As a child a happy plate in my house was a clean plate. If I ate all of the food then I saved world peace. Another saying is “you know how many starving people are in the world?” I never was bold enough to say “me finishing this plate will not cure this issue.” Eating when you are stuffed only leaves you with a terrible belly ache and ill emotions towards self. You want to save world hunger donate to a charity, volunteer to feed the hungry but never in a million years will over eating remedy this world issue. Another way is wrap half of your meal up and give it to a homeless person when leaving the restaurant. The gist is reconditioning your brain to stop when you are full. 

5. Research Trend Diets

There are so many trending diets it is hard to keep up with them all. I am not saying these programs don’t work but some are unhealthy and plain unrealistic. She  people jump on these trend diet programs without researching them first. I tried Paleo and it does work but if you don’t have the mindset or ready to make certain sacrifices it’s not for you. This goes for any beneficial diet. With anything it will work if you work it.

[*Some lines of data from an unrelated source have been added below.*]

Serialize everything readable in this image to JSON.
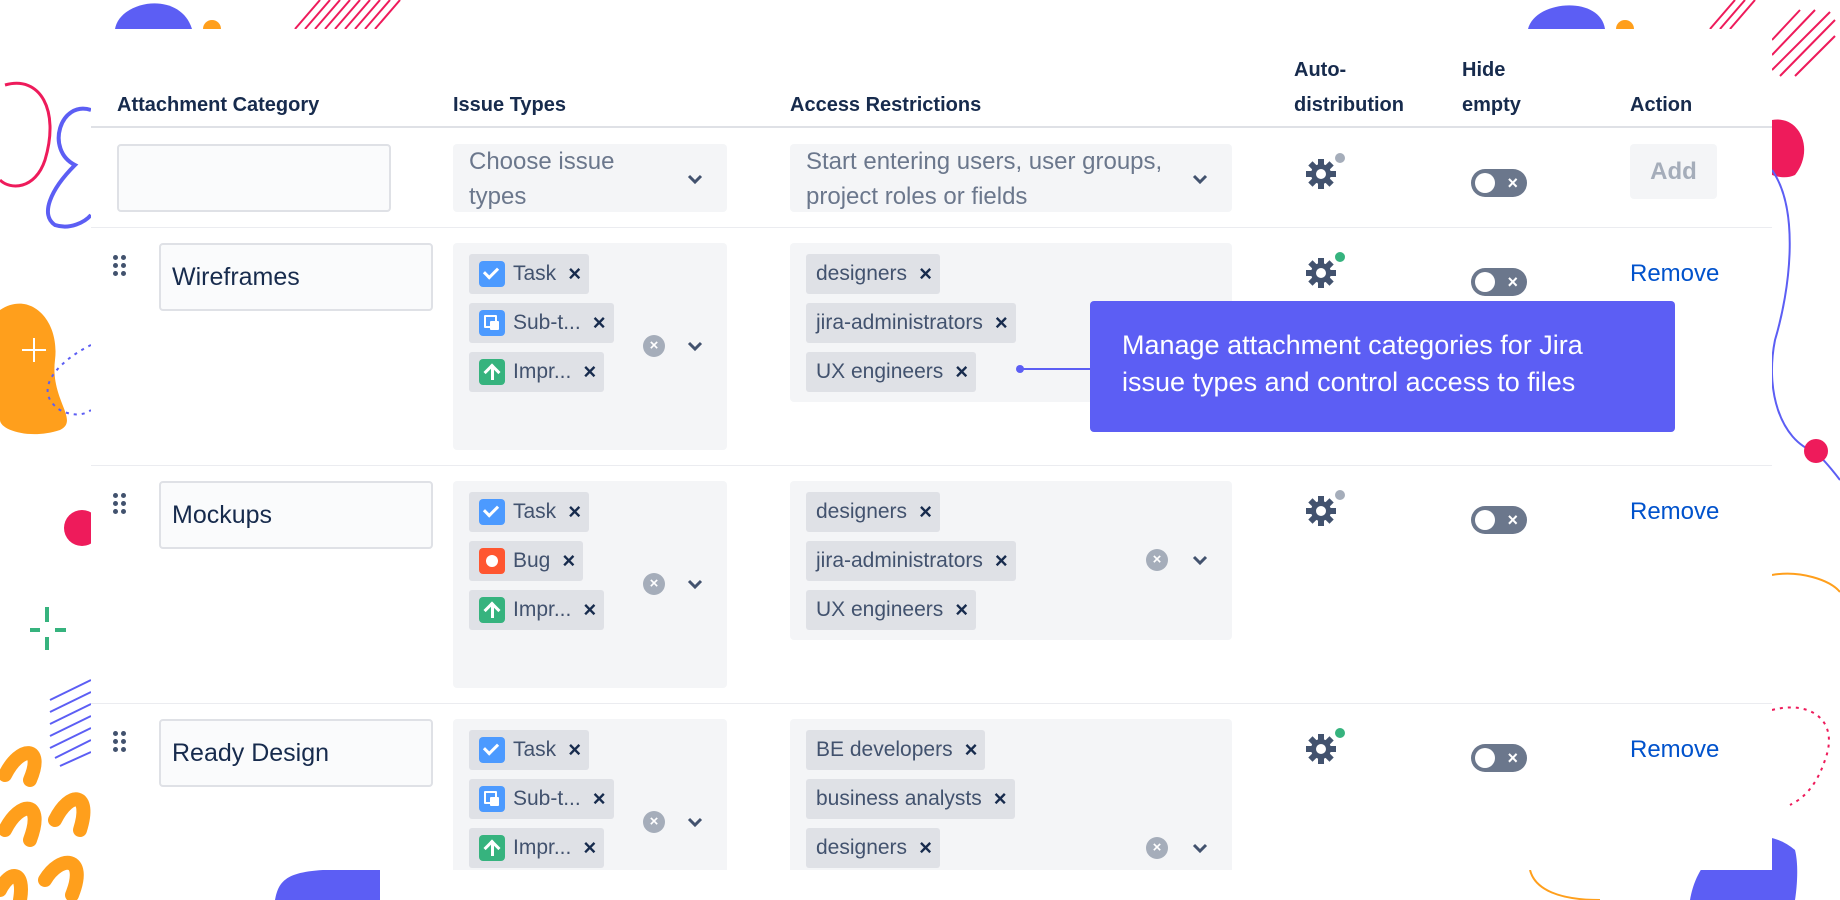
{
  "table": {
    "headers": {
      "category": "Attachment Category",
      "issue_types": "Issue Types",
      "access": "Access Restrictions",
      "auto_line1": "Auto-",
      "auto_line2": "distribution",
      "hide_line1": "Hide",
      "hide_line2": "empty",
      "action": "Action"
    },
    "new_row": {
      "category_value": "",
      "issue_types_placeholder": "Choose issue types",
      "access_placeholder": "Start entering users, user groups, project roles or fields",
      "add_label": "Add",
      "auto_distribution": "off",
      "hide_empty": "off",
      "toggle_glyph": "×"
    },
    "rows": [
      {
        "category": "Wireframes",
        "issue_types": [
          "Task",
          "Sub-t...",
          "Impr..."
        ],
        "access": [
          "designers",
          "jira-administrators",
          "UX engineers"
        ],
        "auto_distribution": "on",
        "hide_empty": "off",
        "action": "Remove"
      },
      {
        "category": "Mockups",
        "issue_types": [
          "Task",
          "Bug",
          "Impr..."
        ],
        "access": [
          "designers",
          "jira-administrators",
          "UX engineers"
        ],
        "auto_distribution": "off",
        "hide_empty": "off",
        "action": "Remove"
      },
      {
        "category": "Ready Design",
        "issue_types": [
          "Task",
          "Sub-t...",
          "Impr..."
        ],
        "access": [
          "BE developers",
          "business analysts",
          "designers"
        ],
        "auto_distribution": "on",
        "hide_empty": "off",
        "action": "Remove"
      }
    ],
    "chip_remove_glyph": "×",
    "clear_glyph": "×"
  },
  "tooltip": {
    "line1": "Manage attachment categories for Jira",
    "line2": "issue types and control access to files"
  },
  "icons": {
    "task": "task-icon",
    "subtask": "subtask-icon",
    "improvement": "improvement-icon",
    "bug": "bug-icon",
    "gear": "gear-icon",
    "drag": "drag-handle-icon",
    "chevron": "chevron-down-icon",
    "clear": "clear-icon"
  },
  "colors": {
    "accent": "#5c5ef4",
    "link": "#0052cc",
    "status_on": "#36b37e",
    "status_off": "#a5adba",
    "deco_orange": "#ff9f1c",
    "deco_pink": "#ee1b5b",
    "deco_blue": "#5c5ef4"
  }
}
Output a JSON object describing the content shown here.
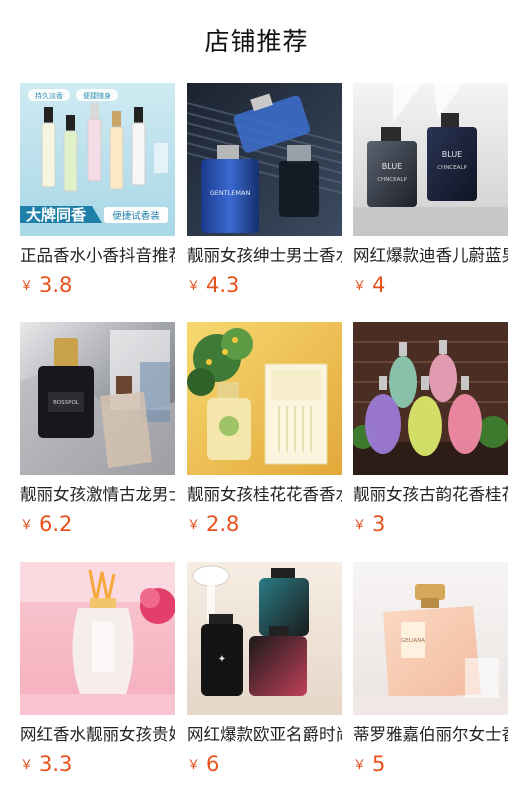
{
  "page": {
    "title": "店铺推荐"
  },
  "products": [
    {
      "name": "正品香水小香抖音推荐",
      "currency": "￥",
      "price": "3.8",
      "image_icon": "perfume-vials-image",
      "badges": [
        "持久淡香",
        "便捷随身"
      ],
      "banner_main": "大牌同香",
      "banner_sub": "便捷试香装"
    },
    {
      "name": "靓丽女孩绅士男士香水",
      "currency": "￥",
      "price": "4.3",
      "image_icon": "blue-cologne-image",
      "bottle_text": "GENTLEMAN"
    },
    {
      "name": "网红爆款迪香儿蔚蓝男士",
      "currency": "￥",
      "price": "4",
      "image_icon": "bleu-bottles-image",
      "bottle_text_1": "BLUE",
      "bottle_text_2": "CHNCEALP"
    },
    {
      "name": "靓丽女孩激情古龙男士",
      "currency": "￥",
      "price": "6.2",
      "image_icon": "black-bottle-image",
      "bottle_text": "BOSSPOL"
    },
    {
      "name": "靓丽女孩桂花花香香水",
      "currency": "￥",
      "price": "2.8",
      "image_icon": "osmanthus-perfume-image"
    },
    {
      "name": "靓丽女孩古韵花香桂花",
      "currency": "￥",
      "price": "3",
      "image_icon": "colorful-bottles-image"
    },
    {
      "name": "网红香水靓丽女孩贵妇",
      "currency": "￥",
      "price": "3.3",
      "image_icon": "pink-flower-bottle-image"
    },
    {
      "name": "网红爆款欧亚名爵时尚",
      "currency": "￥",
      "price": "6",
      "image_icon": "dark-bottles-image"
    },
    {
      "name": "蒂罗雅嘉伯丽尔女士香水",
      "currency": "￥",
      "price": "5",
      "image_icon": "peach-bottle-image",
      "bottle_text": "GELIANA"
    }
  ]
}
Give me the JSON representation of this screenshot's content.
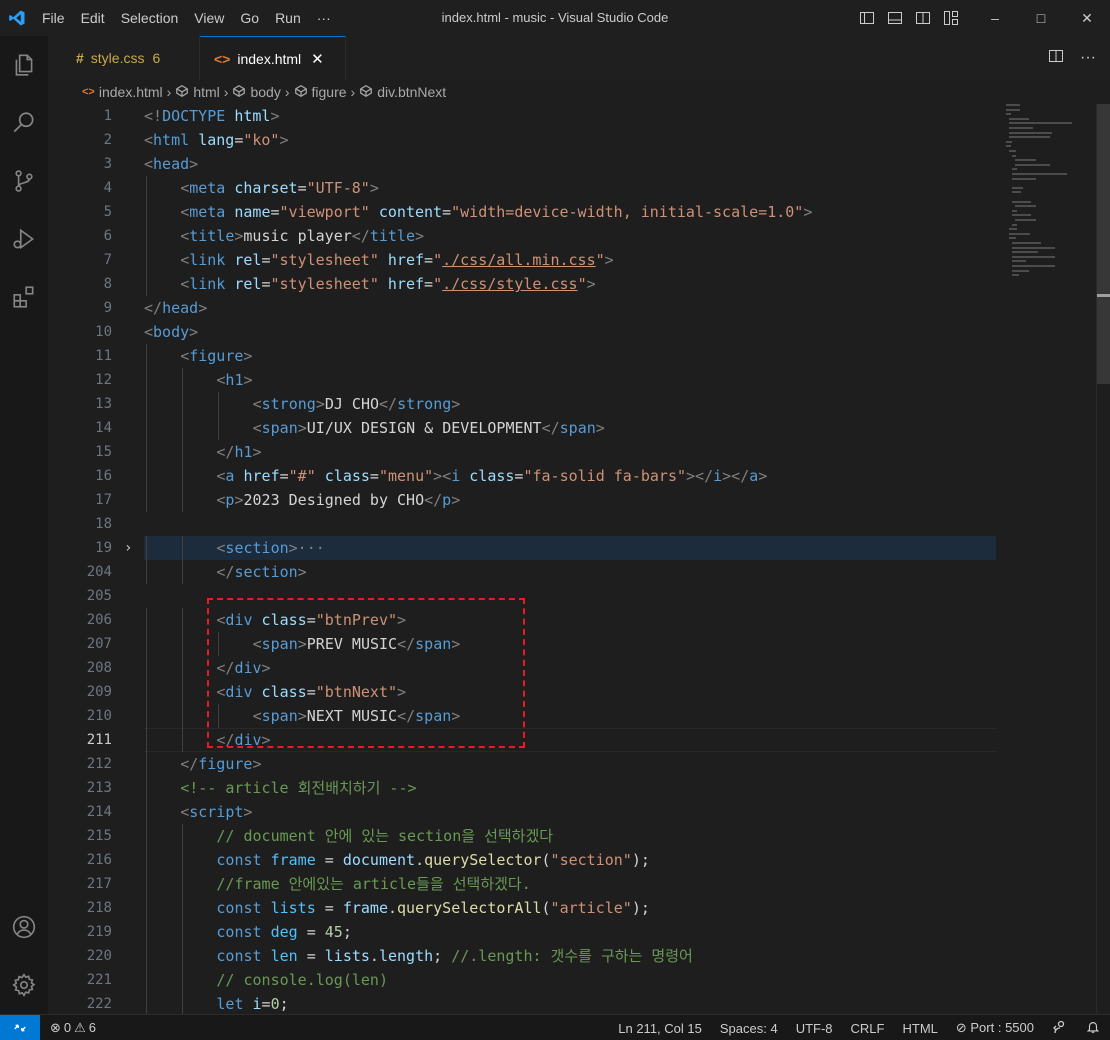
{
  "window": {
    "menu": [
      "File",
      "Edit",
      "Selection",
      "View",
      "Go",
      "Run",
      "···"
    ],
    "title": "index.html - music - Visual Studio Code",
    "minimize": "–",
    "maximize": "□",
    "close": "✕"
  },
  "tabs": [
    {
      "icon": "#",
      "label": "style.css",
      "badge": "6",
      "active": false
    },
    {
      "icon": "<>",
      "label": "index.html",
      "close": "✕",
      "active": true
    }
  ],
  "tab_actions": {
    "more": "···"
  },
  "breadcrumb": [
    "index.html",
    "html",
    "body",
    "figure",
    "div.btnNext"
  ],
  "editor": {
    "current_line": "211",
    "lines": [
      {
        "n": "1",
        "indent": 0,
        "tokens": [
          [
            "br",
            "<!"
          ],
          [
            "tag",
            "DOCTYPE"
          ],
          [
            "txt",
            " "
          ],
          [
            "attr",
            "html"
          ],
          [
            "br",
            ">"
          ]
        ]
      },
      {
        "n": "2",
        "indent": 0,
        "tokens": [
          [
            "br",
            "<"
          ],
          [
            "tag",
            "html"
          ],
          [
            "txt",
            " "
          ],
          [
            "attr",
            "lang"
          ],
          [
            "txt",
            "="
          ],
          [
            "str",
            "\"ko\""
          ],
          [
            "br",
            ">"
          ]
        ]
      },
      {
        "n": "3",
        "indent": 0,
        "tokens": [
          [
            "br",
            "<"
          ],
          [
            "tag",
            "head"
          ],
          [
            "br",
            ">"
          ]
        ]
      },
      {
        "n": "4",
        "indent": 1,
        "tokens": [
          [
            "br",
            "<"
          ],
          [
            "tag",
            "meta"
          ],
          [
            "txt",
            " "
          ],
          [
            "attr",
            "charset"
          ],
          [
            "txt",
            "="
          ],
          [
            "str",
            "\"UTF-8\""
          ],
          [
            "br",
            ">"
          ]
        ]
      },
      {
        "n": "5",
        "indent": 1,
        "tokens": [
          [
            "br",
            "<"
          ],
          [
            "tag",
            "meta"
          ],
          [
            "txt",
            " "
          ],
          [
            "attr",
            "name"
          ],
          [
            "txt",
            "="
          ],
          [
            "str",
            "\"viewport\""
          ],
          [
            "txt",
            " "
          ],
          [
            "attr",
            "content"
          ],
          [
            "txt",
            "="
          ],
          [
            "str",
            "\"width=device-width, initial-scale=1.0\""
          ],
          [
            "br",
            ">"
          ]
        ]
      },
      {
        "n": "6",
        "indent": 1,
        "tokens": [
          [
            "br",
            "<"
          ],
          [
            "tag",
            "title"
          ],
          [
            "br",
            ">"
          ],
          [
            "txt",
            "music player"
          ],
          [
            "br",
            "</"
          ],
          [
            "tag",
            "title"
          ],
          [
            "br",
            ">"
          ]
        ]
      },
      {
        "n": "7",
        "indent": 1,
        "tokens": [
          [
            "br",
            "<"
          ],
          [
            "tag",
            "link"
          ],
          [
            "txt",
            " "
          ],
          [
            "attr",
            "rel"
          ],
          [
            "txt",
            "="
          ],
          [
            "str",
            "\"stylesheet\""
          ],
          [
            "txt",
            " "
          ],
          [
            "attr",
            "href"
          ],
          [
            "txt",
            "="
          ],
          [
            "str",
            "\""
          ],
          [
            "strlink",
            "./css/all.min.css"
          ],
          [
            "str",
            "\""
          ],
          [
            "br",
            ">"
          ]
        ]
      },
      {
        "n": "8",
        "indent": 1,
        "tokens": [
          [
            "br",
            "<"
          ],
          [
            "tag",
            "link"
          ],
          [
            "txt",
            " "
          ],
          [
            "attr",
            "rel"
          ],
          [
            "txt",
            "="
          ],
          [
            "str",
            "\"stylesheet\""
          ],
          [
            "txt",
            " "
          ],
          [
            "attr",
            "href"
          ],
          [
            "txt",
            "="
          ],
          [
            "str",
            "\""
          ],
          [
            "strlink",
            "./css/style.css"
          ],
          [
            "str",
            "\""
          ],
          [
            "br",
            ">"
          ]
        ]
      },
      {
        "n": "9",
        "indent": 0,
        "tokens": [
          [
            "br",
            "</"
          ],
          [
            "tag",
            "head"
          ],
          [
            "br",
            ">"
          ]
        ]
      },
      {
        "n": "10",
        "indent": 0,
        "tokens": [
          [
            "br",
            "<"
          ],
          [
            "tag",
            "body"
          ],
          [
            "br",
            ">"
          ]
        ]
      },
      {
        "n": "11",
        "indent": 1,
        "tokens": [
          [
            "br",
            "<"
          ],
          [
            "tag",
            "figure"
          ],
          [
            "br",
            ">"
          ]
        ]
      },
      {
        "n": "12",
        "indent": 2,
        "tokens": [
          [
            "br",
            "<"
          ],
          [
            "tag",
            "h1"
          ],
          [
            "br",
            ">"
          ]
        ]
      },
      {
        "n": "13",
        "indent": 3,
        "tokens": [
          [
            "br",
            "<"
          ],
          [
            "tag",
            "strong"
          ],
          [
            "br",
            ">"
          ],
          [
            "txt",
            "DJ CHO"
          ],
          [
            "br",
            "</"
          ],
          [
            "tag",
            "strong"
          ],
          [
            "br",
            ">"
          ]
        ]
      },
      {
        "n": "14",
        "indent": 3,
        "tokens": [
          [
            "br",
            "<"
          ],
          [
            "tag",
            "span"
          ],
          [
            "br",
            ">"
          ],
          [
            "txt",
            "UI/UX DESIGN & DEVELOPMENT"
          ],
          [
            "br",
            "</"
          ],
          [
            "tag",
            "span"
          ],
          [
            "br",
            ">"
          ]
        ]
      },
      {
        "n": "15",
        "indent": 2,
        "tokens": [
          [
            "br",
            "</"
          ],
          [
            "tag",
            "h1"
          ],
          [
            "br",
            ">"
          ]
        ]
      },
      {
        "n": "16",
        "indent": 2,
        "tokens": [
          [
            "br",
            "<"
          ],
          [
            "tag",
            "a"
          ],
          [
            "txt",
            " "
          ],
          [
            "attr",
            "href"
          ],
          [
            "txt",
            "="
          ],
          [
            "str",
            "\"#\""
          ],
          [
            "txt",
            " "
          ],
          [
            "attr",
            "class"
          ],
          [
            "txt",
            "="
          ],
          [
            "str",
            "\"menu\""
          ],
          [
            "br",
            ">"
          ],
          [
            "br",
            "<"
          ],
          [
            "tag",
            "i"
          ],
          [
            "txt",
            " "
          ],
          [
            "attr",
            "class"
          ],
          [
            "txt",
            "="
          ],
          [
            "str",
            "\"fa-solid fa-bars\""
          ],
          [
            "br",
            ">"
          ],
          [
            "br",
            "</"
          ],
          [
            "tag",
            "i"
          ],
          [
            "br",
            ">"
          ],
          [
            "br",
            "</"
          ],
          [
            "tag",
            "a"
          ],
          [
            "br",
            ">"
          ]
        ]
      },
      {
        "n": "17",
        "indent": 2,
        "tokens": [
          [
            "br",
            "<"
          ],
          [
            "tag",
            "p"
          ],
          [
            "br",
            ">"
          ],
          [
            "txt",
            "2023 Designed by CHO"
          ],
          [
            "br",
            "</"
          ],
          [
            "tag",
            "p"
          ],
          [
            "br",
            ">"
          ]
        ]
      },
      {
        "n": "18",
        "indent": 0,
        "tokens": []
      },
      {
        "n": "19",
        "indent": 2,
        "fold": "›",
        "highlight": true,
        "tokens": [
          [
            "br",
            "<"
          ],
          [
            "tag",
            "section"
          ],
          [
            "br",
            ">"
          ],
          [
            "ell",
            "···"
          ]
        ]
      },
      {
        "n": "204",
        "indent": 2,
        "tokens": [
          [
            "br",
            "</"
          ],
          [
            "tag",
            "section"
          ],
          [
            "br",
            ">"
          ]
        ]
      },
      {
        "n": "205",
        "indent": 0,
        "tokens": []
      },
      {
        "n": "206",
        "indent": 2,
        "tokens": [
          [
            "br",
            "<"
          ],
          [
            "tag",
            "div"
          ],
          [
            "txt",
            " "
          ],
          [
            "attr",
            "class"
          ],
          [
            "txt",
            "="
          ],
          [
            "str",
            "\"btnPrev\""
          ],
          [
            "br",
            ">"
          ]
        ]
      },
      {
        "n": "207",
        "indent": 3,
        "tokens": [
          [
            "br",
            "<"
          ],
          [
            "tag",
            "span"
          ],
          [
            "br",
            ">"
          ],
          [
            "txt",
            "PREV MUSIC"
          ],
          [
            "br",
            "</"
          ],
          [
            "tag",
            "span"
          ],
          [
            "br",
            ">"
          ]
        ]
      },
      {
        "n": "208",
        "indent": 2,
        "tokens": [
          [
            "br",
            "</"
          ],
          [
            "tag",
            "div"
          ],
          [
            "br",
            ">"
          ]
        ]
      },
      {
        "n": "209",
        "indent": 2,
        "tokens": [
          [
            "br",
            "<"
          ],
          [
            "tag",
            "div"
          ],
          [
            "txt",
            " "
          ],
          [
            "attr",
            "class"
          ],
          [
            "txt",
            "="
          ],
          [
            "str",
            "\"btnNext\""
          ],
          [
            "br",
            ">"
          ]
        ]
      },
      {
        "n": "210",
        "indent": 3,
        "tokens": [
          [
            "br",
            "<"
          ],
          [
            "tag",
            "span"
          ],
          [
            "br",
            ">"
          ],
          [
            "txt",
            "NEXT MUSIC"
          ],
          [
            "br",
            "</"
          ],
          [
            "tag",
            "span"
          ],
          [
            "br",
            ">"
          ]
        ]
      },
      {
        "n": "211",
        "indent": 2,
        "current": true,
        "tokens": [
          [
            "br",
            "</"
          ],
          [
            "tag",
            "div"
          ],
          [
            "br",
            ">"
          ]
        ]
      },
      {
        "n": "212",
        "indent": 1,
        "tokens": [
          [
            "br",
            "</"
          ],
          [
            "tag",
            "figure"
          ],
          [
            "br",
            ">"
          ]
        ]
      },
      {
        "n": "213",
        "indent": 1,
        "tokens": [
          [
            "cmt",
            "<!-- article 회전배치하기 -->"
          ]
        ]
      },
      {
        "n": "214",
        "indent": 1,
        "tokens": [
          [
            "br",
            "<"
          ],
          [
            "tag",
            "script"
          ],
          [
            "br",
            ">"
          ]
        ]
      },
      {
        "n": "215",
        "indent": 2,
        "tokens": [
          [
            "cmt",
            "// document 안에 있는 section을 선택하겠다"
          ]
        ]
      },
      {
        "n": "216",
        "indent": 2,
        "tokens": [
          [
            "kw",
            "const"
          ],
          [
            "txt",
            " "
          ],
          [
            "var",
            "frame"
          ],
          [
            "txt",
            " = "
          ],
          [
            "attr",
            "document"
          ],
          [
            "txt",
            "."
          ],
          [
            "fn",
            "querySelector"
          ],
          [
            "txt",
            "("
          ],
          [
            "str",
            "\"section\""
          ],
          [
            "txt",
            ");"
          ]
        ]
      },
      {
        "n": "217",
        "indent": 2,
        "tokens": [
          [
            "cmt",
            "//frame 안에있는 article들을 선택하겠다."
          ]
        ]
      },
      {
        "n": "218",
        "indent": 2,
        "tokens": [
          [
            "kw",
            "const"
          ],
          [
            "txt",
            " "
          ],
          [
            "var",
            "lists"
          ],
          [
            "txt",
            " = "
          ],
          [
            "attr",
            "frame"
          ],
          [
            "txt",
            "."
          ],
          [
            "fn",
            "querySelectorAll"
          ],
          [
            "txt",
            "("
          ],
          [
            "str",
            "\"article\""
          ],
          [
            "txt",
            ");"
          ]
        ]
      },
      {
        "n": "219",
        "indent": 2,
        "tokens": [
          [
            "kw",
            "const"
          ],
          [
            "txt",
            " "
          ],
          [
            "var",
            "deg"
          ],
          [
            "txt",
            " = "
          ],
          [
            "num",
            "45"
          ],
          [
            "txt",
            ";"
          ]
        ]
      },
      {
        "n": "220",
        "indent": 2,
        "tokens": [
          [
            "kw",
            "const"
          ],
          [
            "txt",
            " "
          ],
          [
            "var",
            "len"
          ],
          [
            "txt",
            " = "
          ],
          [
            "attr",
            "lists"
          ],
          [
            "txt",
            "."
          ],
          [
            "attr",
            "length"
          ],
          [
            "txt",
            "; "
          ],
          [
            "cmt",
            "//.length: 갯수를 구하는 명령어"
          ]
        ]
      },
      {
        "n": "221",
        "indent": 2,
        "tokens": [
          [
            "cmt",
            "// console.log(len)"
          ]
        ]
      },
      {
        "n": "222",
        "indent": 2,
        "tokens": [
          [
            "kw",
            "let"
          ],
          [
            "txt",
            " "
          ],
          [
            "attr",
            "i"
          ],
          [
            "txt",
            "="
          ],
          [
            "num",
            "0"
          ],
          [
            "txt",
            ";"
          ]
        ]
      }
    ]
  },
  "status": {
    "errors": "0",
    "warnings": "6",
    "position": "Ln 211, Col 15",
    "spaces": "Spaces: 4",
    "encoding": "UTF-8",
    "eol": "CRLF",
    "language": "HTML",
    "port": "Port : 5500"
  },
  "colors": {
    "accent": "#0078d4",
    "tag": "#569cd6",
    "attribute": "#9cdcfe",
    "string": "#ce9178",
    "comment": "#6a9955",
    "annotation_box": "#e51c23"
  }
}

If you are looking to fit in a bikini and lose 20 pounds in 1 week…you are shocking your body. It is even more confused when you continue the bad habits a week later.


Also never be afraid to admit if you are not ready for a program. Take it one day at a time and do your research. The more you understand the purpose of the program the less anxious you will become. The knowledge you gain from researching informs you of your gains in the program more than want you are giving up. Research. Research. Research.